I am working on a problem involving Bayes' Theorem. I want to work out $P(A|X=x)$ for some event $A$ and random variable $X$, given that I know $P(X=x|\Sigma = \sigma)$ and $P(A| \Sigma = \sigma)$ and $P(\Sigma = \sigma)$. In my solution I write
$$P(A|X=x) = \sum_{\sigma}P(A, \Sigma = \sigma|X=x) $$
where the sum is over all possible values of $\Sigma$. Then I use Bayes' theorem $P(a,b|c) = P(a,c|b)\frac{P(b)}{P(c)}$ to write the above as
$$\sum_{\sigma}P(A, X = x| \Sigma = \sigma ) \frac{P(\Sigma =\sigma)}{P(X=x)}.$$
In this problem the first term factors into $A$ and $X$ terms.

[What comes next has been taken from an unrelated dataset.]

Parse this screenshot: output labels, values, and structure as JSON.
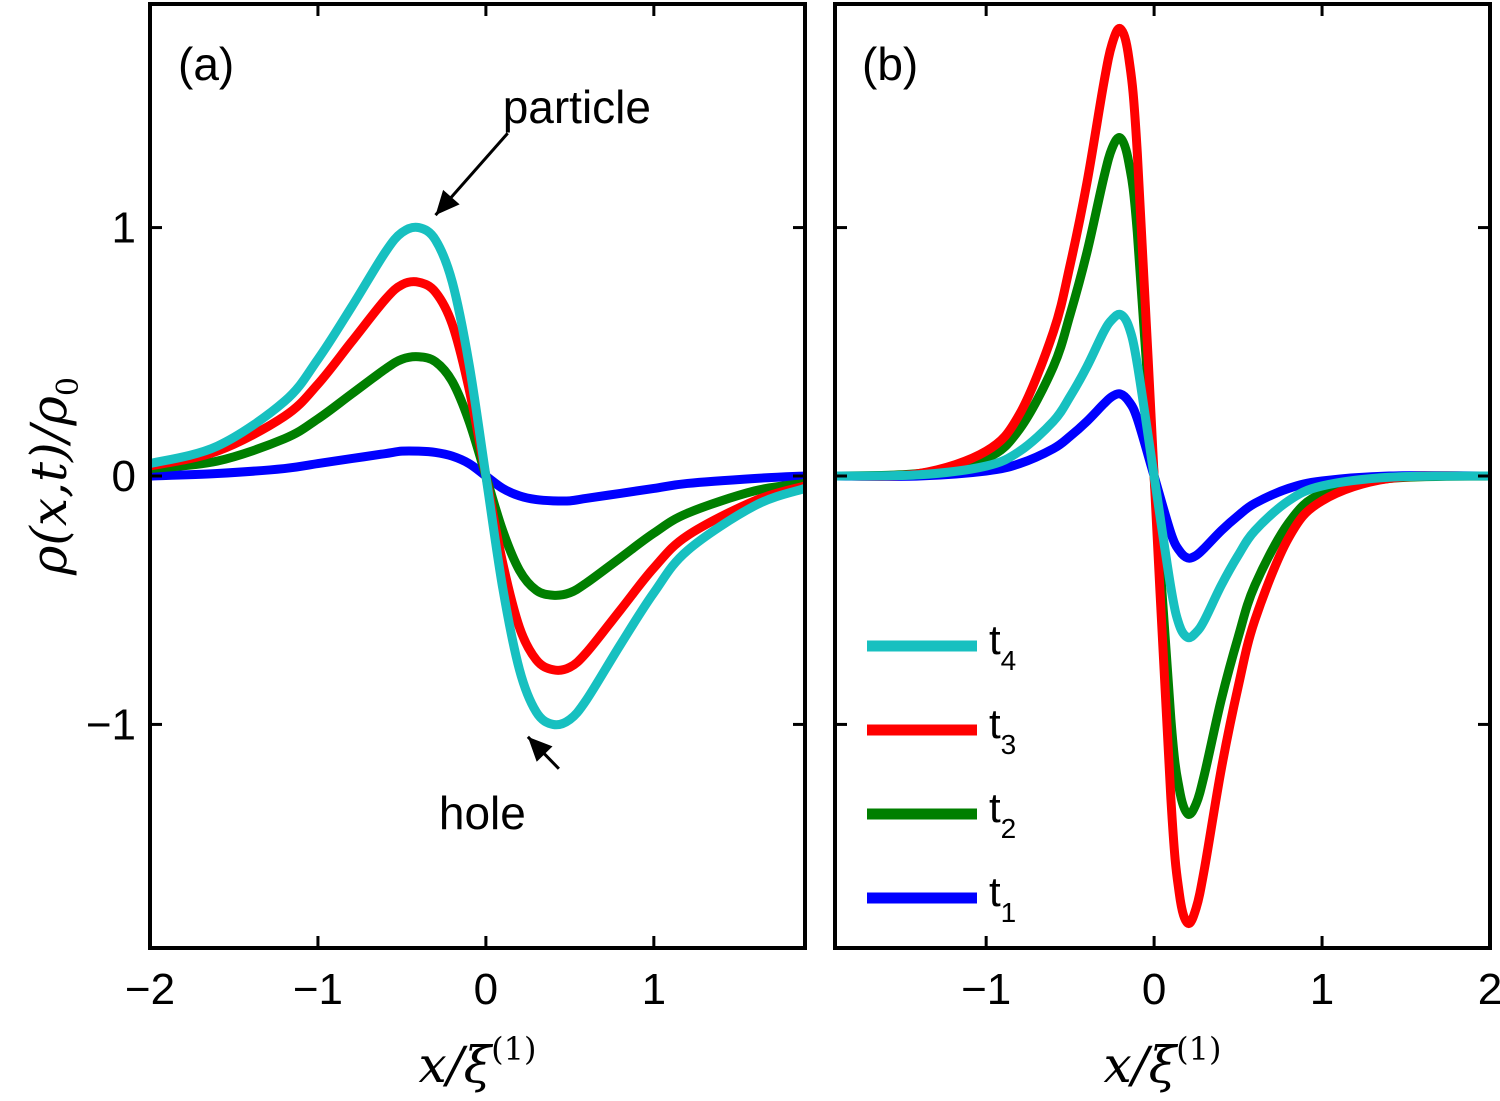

This leaves the only unknown term in the above is $P(X=x)$. To compute it I write $$P(X=x) = \sum_\sigma P(X=x| \Sigma = \sigma )P(\Sigma = \sigma ).$$
This works fine and dandy if $\Sigma$ is a discrete random variable. But I wonder what is the analogue of the above solution for when $\Sigma$ is a continuous random variable? I am sure it will involve replacing sums with integrals in some way, but I am just not seeing it at the moment.